The mystique is not just about treats; it is also about breaking social norms, trickery and nuisances. Decorations of graves, ghosts and enchantment fill yards as, once a year, adults who seem to adore predictability, conformity and rules, have a chance to explore danger, death, and the unknown. Wholeheartedly, we embrace misfortune, gore, and mystery.
This celebration of community and comradery includes annual discussions about the acceptable age of trick-or-treaters, as teens in their bewitching age seem to find pleasure in causing adult anxiety with tomfoolery.
In Forest Park we have decided that trick-or-treating hours are from 3 to 7:30 p.m., creating the illusion that there is a 4½-hour window to collect candy. Children soon learn that this is a trick, as most doors are unanswered before 5 p.m. Although it is generally accepted that the start time varies, the end of doorbell ringing is much more strictly enforced, as adults regain security and control over the evening.

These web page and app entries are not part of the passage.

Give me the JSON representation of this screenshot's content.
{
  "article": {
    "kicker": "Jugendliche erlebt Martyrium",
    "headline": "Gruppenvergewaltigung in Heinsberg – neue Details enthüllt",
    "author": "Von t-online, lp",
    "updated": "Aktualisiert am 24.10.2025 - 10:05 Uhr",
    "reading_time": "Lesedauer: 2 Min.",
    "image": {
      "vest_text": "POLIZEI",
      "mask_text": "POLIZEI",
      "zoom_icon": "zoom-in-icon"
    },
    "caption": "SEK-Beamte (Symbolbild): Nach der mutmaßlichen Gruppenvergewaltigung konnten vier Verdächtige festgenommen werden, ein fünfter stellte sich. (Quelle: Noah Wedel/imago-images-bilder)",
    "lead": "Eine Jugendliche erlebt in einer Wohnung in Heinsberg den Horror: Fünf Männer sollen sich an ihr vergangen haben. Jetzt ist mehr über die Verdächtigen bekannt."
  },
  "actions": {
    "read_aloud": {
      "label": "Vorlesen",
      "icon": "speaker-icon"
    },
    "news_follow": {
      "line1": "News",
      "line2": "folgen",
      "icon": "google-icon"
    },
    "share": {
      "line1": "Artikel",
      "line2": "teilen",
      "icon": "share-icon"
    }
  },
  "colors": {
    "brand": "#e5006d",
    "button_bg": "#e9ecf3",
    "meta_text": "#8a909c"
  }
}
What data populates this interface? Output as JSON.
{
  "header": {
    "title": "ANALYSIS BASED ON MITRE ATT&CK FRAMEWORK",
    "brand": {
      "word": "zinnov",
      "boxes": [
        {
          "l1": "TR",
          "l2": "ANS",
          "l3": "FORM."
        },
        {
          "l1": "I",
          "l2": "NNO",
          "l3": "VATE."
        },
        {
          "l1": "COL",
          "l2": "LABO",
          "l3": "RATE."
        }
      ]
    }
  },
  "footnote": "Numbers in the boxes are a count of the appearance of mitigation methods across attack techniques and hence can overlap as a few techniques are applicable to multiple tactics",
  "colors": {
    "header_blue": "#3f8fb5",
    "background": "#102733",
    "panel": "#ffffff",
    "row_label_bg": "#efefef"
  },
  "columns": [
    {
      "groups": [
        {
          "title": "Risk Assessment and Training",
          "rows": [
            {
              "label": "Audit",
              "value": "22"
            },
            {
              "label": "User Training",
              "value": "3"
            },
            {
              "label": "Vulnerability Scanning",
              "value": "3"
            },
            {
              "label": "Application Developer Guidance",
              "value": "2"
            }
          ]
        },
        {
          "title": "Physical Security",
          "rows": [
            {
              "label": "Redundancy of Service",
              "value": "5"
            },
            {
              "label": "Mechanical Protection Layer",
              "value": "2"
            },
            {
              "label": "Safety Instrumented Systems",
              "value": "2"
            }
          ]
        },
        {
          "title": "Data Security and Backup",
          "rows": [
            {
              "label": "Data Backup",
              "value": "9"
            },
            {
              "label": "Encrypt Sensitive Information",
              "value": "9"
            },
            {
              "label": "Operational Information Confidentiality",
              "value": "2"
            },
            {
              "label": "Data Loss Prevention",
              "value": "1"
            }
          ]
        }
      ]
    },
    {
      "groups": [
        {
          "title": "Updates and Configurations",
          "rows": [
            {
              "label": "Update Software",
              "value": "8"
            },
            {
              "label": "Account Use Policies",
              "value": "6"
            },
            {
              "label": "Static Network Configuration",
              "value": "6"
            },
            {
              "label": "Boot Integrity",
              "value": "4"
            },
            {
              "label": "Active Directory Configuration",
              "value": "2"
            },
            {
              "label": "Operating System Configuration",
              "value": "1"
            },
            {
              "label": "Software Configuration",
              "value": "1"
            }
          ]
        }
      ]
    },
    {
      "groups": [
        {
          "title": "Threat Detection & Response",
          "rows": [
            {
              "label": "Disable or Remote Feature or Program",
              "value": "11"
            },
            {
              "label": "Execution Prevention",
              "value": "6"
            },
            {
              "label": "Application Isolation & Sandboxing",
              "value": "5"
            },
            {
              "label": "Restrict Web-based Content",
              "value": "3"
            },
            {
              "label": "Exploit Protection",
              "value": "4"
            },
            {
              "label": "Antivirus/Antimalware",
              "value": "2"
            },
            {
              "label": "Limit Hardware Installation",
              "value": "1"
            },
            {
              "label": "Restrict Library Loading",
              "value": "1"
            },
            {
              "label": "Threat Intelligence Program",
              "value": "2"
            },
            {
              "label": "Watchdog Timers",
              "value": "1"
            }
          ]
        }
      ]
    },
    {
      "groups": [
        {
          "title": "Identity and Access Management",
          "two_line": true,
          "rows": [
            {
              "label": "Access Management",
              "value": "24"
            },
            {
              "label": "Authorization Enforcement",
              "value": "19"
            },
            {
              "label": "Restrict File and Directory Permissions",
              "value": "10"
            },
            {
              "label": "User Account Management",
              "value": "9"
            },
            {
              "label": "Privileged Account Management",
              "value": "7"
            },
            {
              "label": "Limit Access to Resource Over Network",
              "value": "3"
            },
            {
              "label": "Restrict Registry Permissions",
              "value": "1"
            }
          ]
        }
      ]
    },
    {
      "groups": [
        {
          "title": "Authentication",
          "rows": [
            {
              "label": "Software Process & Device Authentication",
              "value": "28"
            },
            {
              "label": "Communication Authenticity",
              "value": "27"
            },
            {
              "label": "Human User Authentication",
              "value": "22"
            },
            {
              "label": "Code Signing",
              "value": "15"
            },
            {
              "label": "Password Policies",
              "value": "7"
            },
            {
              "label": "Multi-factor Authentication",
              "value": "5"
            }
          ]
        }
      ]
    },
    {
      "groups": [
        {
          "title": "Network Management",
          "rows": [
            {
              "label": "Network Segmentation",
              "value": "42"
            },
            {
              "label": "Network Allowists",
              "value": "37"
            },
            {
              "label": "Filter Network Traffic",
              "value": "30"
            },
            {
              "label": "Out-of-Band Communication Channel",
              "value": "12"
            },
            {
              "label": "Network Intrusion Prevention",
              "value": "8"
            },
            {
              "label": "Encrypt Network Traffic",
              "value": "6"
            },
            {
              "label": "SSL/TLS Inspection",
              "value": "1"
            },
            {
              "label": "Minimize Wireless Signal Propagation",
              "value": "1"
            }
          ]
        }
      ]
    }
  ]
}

Although our village ordinance states that we are required to keep our grass under 10 inches, refrain from noises that disturb the peace between 6 p.m. and 7 a.m. and abstain from watering our lawn between noon and 6 p.m., perhaps on Halloween, with nuisance rules bent, one could get away with such deviance as mowing their lawn after 7 p.m. (but before 7:30) all in good fun.
The weekend before Halloween, I will celebrate with other casket builders at the morning race, have lunch, watch the trick-or-treaters and be among the costumed adults hopping from pub to pub, all in the spirit of community and spirit. Then on Halloween I look forward to seeing the mobs of kids and groups of friends changing the atmosphere of our streets and blocks in an extraordinary way.